Students Challenging Regulatory Agency Procedures (SCRAP), United States v. 412 U.S. 669 (1973)
STUDENTS CHALLENGING REGULATORY AGENCY PROCEDURES (SCRAP), UNITED STATES v. 412 U.S. 669 (1973)
Environmentalists sued to force the Interstate Commerce Commission to suspend a freight rate surcharge announced by the nation's railroads. Plaintiffs claimed the surcharge would raise the cost of transporting recyclable materials and thus injure their recreational and aesthetic use of areas around Washington, D.C., by increasing pollution from waste disposal and causing greater consumption of natural resources.

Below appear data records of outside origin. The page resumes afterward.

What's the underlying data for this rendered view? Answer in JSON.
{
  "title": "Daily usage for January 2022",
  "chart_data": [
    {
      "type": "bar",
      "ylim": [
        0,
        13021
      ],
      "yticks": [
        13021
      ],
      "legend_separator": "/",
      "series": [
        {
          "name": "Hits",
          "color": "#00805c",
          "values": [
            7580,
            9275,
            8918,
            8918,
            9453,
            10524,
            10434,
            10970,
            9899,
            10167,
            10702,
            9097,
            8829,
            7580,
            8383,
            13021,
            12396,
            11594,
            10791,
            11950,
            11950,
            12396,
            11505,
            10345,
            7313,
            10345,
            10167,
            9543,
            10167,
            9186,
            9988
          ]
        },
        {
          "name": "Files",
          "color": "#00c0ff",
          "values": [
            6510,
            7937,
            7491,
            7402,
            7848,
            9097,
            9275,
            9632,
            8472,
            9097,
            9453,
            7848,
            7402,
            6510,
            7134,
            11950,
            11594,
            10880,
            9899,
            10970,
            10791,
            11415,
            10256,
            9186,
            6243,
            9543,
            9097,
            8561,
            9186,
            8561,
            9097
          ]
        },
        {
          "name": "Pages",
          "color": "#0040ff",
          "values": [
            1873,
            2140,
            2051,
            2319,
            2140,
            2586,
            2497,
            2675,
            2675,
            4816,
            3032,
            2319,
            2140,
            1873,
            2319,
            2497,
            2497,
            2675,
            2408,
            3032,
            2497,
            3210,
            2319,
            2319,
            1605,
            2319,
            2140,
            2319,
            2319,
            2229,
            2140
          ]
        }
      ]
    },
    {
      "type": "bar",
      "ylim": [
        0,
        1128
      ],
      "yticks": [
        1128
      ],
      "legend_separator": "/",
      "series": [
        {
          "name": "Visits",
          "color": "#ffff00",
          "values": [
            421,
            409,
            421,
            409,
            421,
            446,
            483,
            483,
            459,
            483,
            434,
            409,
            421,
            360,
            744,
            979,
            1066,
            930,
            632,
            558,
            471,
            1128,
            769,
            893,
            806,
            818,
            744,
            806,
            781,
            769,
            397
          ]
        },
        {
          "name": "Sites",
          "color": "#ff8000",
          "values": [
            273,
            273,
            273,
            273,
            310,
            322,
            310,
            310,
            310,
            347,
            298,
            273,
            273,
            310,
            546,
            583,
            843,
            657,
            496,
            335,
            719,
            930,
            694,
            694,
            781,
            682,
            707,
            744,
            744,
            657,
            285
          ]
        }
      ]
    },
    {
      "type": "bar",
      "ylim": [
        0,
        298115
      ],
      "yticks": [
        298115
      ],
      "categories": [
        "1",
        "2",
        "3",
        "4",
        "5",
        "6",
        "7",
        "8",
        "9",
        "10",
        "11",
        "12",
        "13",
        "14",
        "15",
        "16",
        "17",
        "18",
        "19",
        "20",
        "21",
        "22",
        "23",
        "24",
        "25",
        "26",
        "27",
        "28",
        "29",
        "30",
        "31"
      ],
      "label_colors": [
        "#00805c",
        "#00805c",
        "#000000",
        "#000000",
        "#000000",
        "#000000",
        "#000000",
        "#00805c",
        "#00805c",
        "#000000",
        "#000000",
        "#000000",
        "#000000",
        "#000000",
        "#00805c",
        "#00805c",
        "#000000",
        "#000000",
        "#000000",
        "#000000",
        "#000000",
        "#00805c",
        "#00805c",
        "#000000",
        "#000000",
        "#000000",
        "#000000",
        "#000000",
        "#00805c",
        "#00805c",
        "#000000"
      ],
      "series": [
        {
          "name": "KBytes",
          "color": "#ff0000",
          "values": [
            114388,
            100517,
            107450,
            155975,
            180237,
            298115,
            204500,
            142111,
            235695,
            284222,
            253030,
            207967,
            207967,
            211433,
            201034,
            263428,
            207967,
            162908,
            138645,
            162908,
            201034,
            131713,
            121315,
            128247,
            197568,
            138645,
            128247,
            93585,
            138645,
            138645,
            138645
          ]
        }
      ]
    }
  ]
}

In one of its most generous rulings on standing, the Court held that environmental advocates could raise a statutory claim that, according to three dissenters, was based on injuries that were too remote, speculative, and insubstantial to confer standing. Justice potter j. stewart followed the implications of sierra club v. morton (1972): environmental harm, however widespread, satisfies the "injury in fact" requirement of standing, and the case will be heard if those who complain allege harm to themselves. The harm need not be "substantial." Nor did it matter that the line of causation between the challenged government act and the asserted environmental harm was "attenuated." Several subsequent decisions, such as Warth v. Seldin (1975) and simon v. eastern kentucky welfare rights organization (1976), differ from SCRAP, insisting that the causal link between act and harm be more clearly shown. SCRAP 's relaxed view of causal nexus in standing may reflect a special judicial receptivity to environmental litigation.